Hourglasses found their place in setting off blocks of time. The time between canonical hours in a monastery, or between watches on shipboard. They ran neither long enough nor accurately enough to be of much use in marine navigation. They were a poor person's timepiece -- a kind of clock for everyman.
Both the mechanical clock and the hourglass found powerful symbolic roles during the Renaissance. The complex mechanical clock with its rotary gears became a metaphor for the heavenly spheres or for the wheel of fortune. But the hourglass, whose sands run out, was a thing of this base earth. It became a metaphor for the running-out-of-sands we all inevitably face. It became, and it remains, a universal symbol of death.
Two technologies, one simple, one complex, running side by side -- the clock making a continuum of time, the hourglass segmenting it -- the clock speaking of timelessness, the hourglass showing us finality -- the clock evoking things celestial, the hourglass reminding us of base earth. They are Yin and Yang.

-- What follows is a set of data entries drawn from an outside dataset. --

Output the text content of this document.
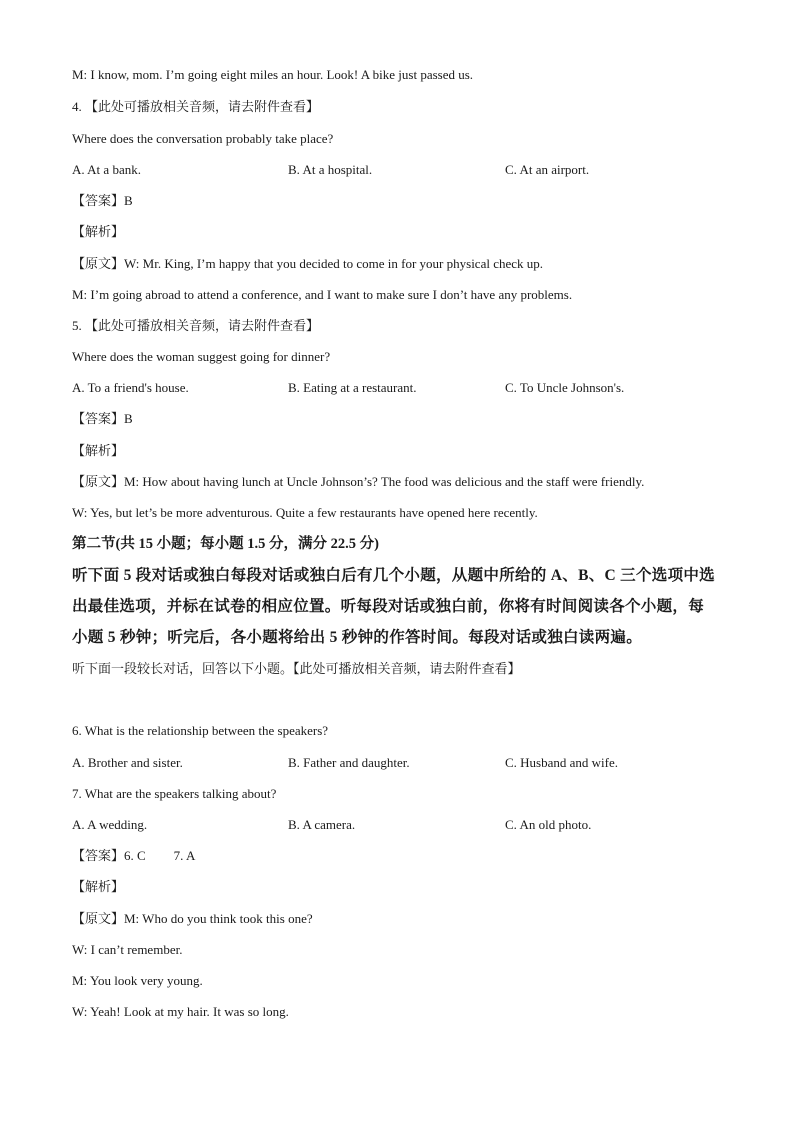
M: I know, mom. I’m going eight miles an hour. Look! A bike just passed us.
4. 【此处可播放相关音频，请去附件查看】
Where does the conversation probably take place?
A. At a bank.	B. At a hospital.	C. At an airport.
【答案】B
【解析】
【原文】W: Mr. King, I’m happy that you decided to come in for your physical check up.
M: I’m going abroad to attend a conference, and I want to make sure I don’t have any problems.
5. 【此处可播放相关音频，请去附件查看】
Where does the woman suggest going for dinner?
A. To a friend's house.	B. Eating at a restaurant.	C. To Uncle Johnson's.
【答案】B
【解析】
【原文】M: How about having lunch at Uncle Johnson’s? The food was delicious and the staff were friendly.
W: Yes, but let’s be more adventurous. Quite a few restaurants have opened here recently.
第二节(共 15 小题；每小题 1.5 分，满分 22.5 分)
听下面 5 段对话或独白每段对话或独白后有几个小题，从题中所给的 A、B、C 三个选项中选
出最佳选项，并标在试卷的相应位置。听每段对话或独白前，你将有时间阅读各个小题，每
小题 5 秒钟；听完后，各小题将给出 5 秒钟的作答时间。每段对话或独白读两遍。
听下面一段较长对话，回答以下小题。【此处可播放相关音频，请去附件查看】
6. What is the relationship between the speakers?
A. Brother and sister.	B. Father and daughter.	C. Husband and wife.
7. What are the speakers talking about?
A. A wedding.	B. A camera.	C. An old photo.
【答案】6. C 7. A
【解析】
【原文】M: Who do you think took this one?
W: I can’t remember.
M: You look very young.
W: Yeah! Look at my hair. It was so long.
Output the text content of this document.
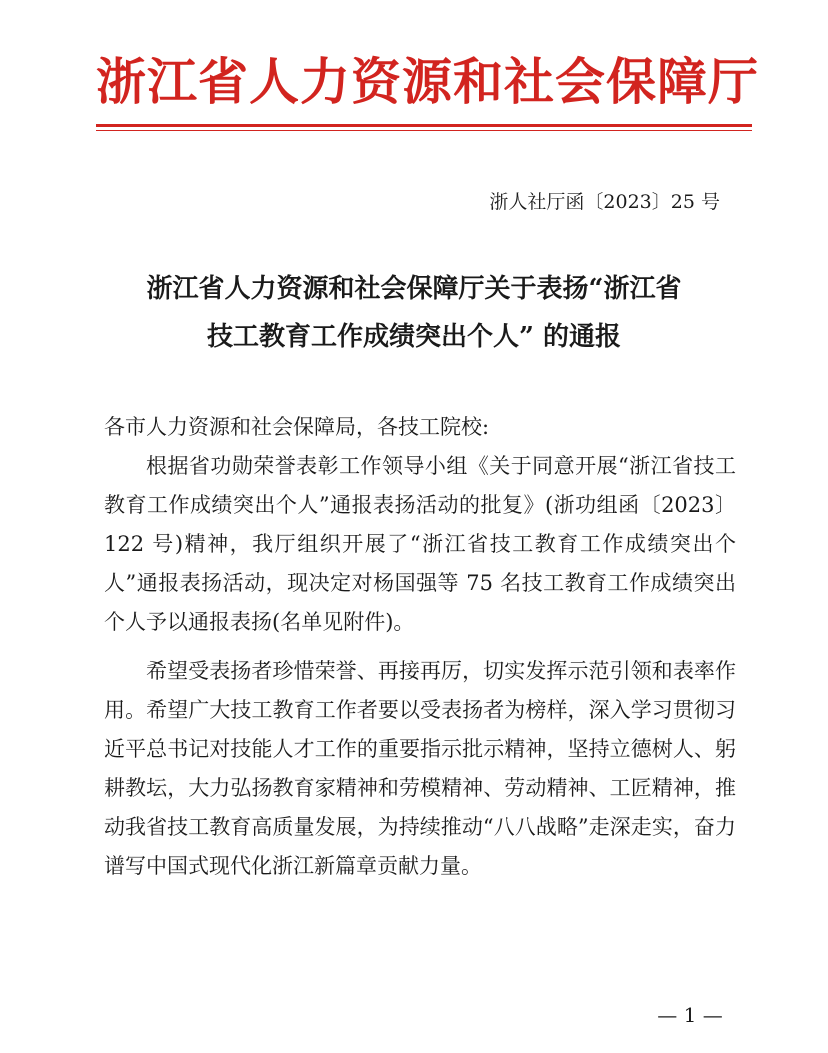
浙江省人力资源和社会保障厅
浙人社厅函〔2023〕25 号
浙江省人力资源和社会保障厅关于表扬“浙江省
技工教育工作成绩突出个人” 的通报

各市人力资源和社会保障局，各技工院校:

根据省功勋荣誉表彰工作领导小组《关于同意开展“浙江省技工教育工作成绩突出个人”通报表扬活动的批复》(浙功组函〔2023〕122 号)精神，我厅组织开展了“浙江省技工教育工作成绩突出个人”通报表扬活动，现决定对杨国强等 75 名技工教育工作成绩突出个人予以通报表扬(名单见附件)。

希望受表扬者珍惜荣誉、再接再厉，切实发挥示范引领和表率作用。希望广大技工教育工作者要以受表扬者为榜样，深入学习贯彻习近平总书记对技能人才工作的重要指示批示精神，坚持立德树人、躬耕教坛，大力弘扬教育家精神和劳模精神、劳动精神、工匠精神，推动我省技工教育高质量发展，为持续推动“八八战略”走深走实，奋力谱写中国式现代化浙江新篇章贡献力量。

— 1 —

Why was the hourglass so late in coming? Maybe it had to wait for its opposite, the mechanical clock, to be invented. The clock and the hourglass create technological parity. Either, without the other, would provide an unbalanced metaphor, and that subtle fact can be far more important than it might seem.
I'm John Lienhard, at the University of Houston, where we're interested in the way inventive minds work.
Balmer, R.T., The Operation of Sand Clocks and Their Medieval Development. Technology and Culture, Vol. 19, No. 4, 1978, pp. 625-632.
This is a greatly revised version of Episode 99.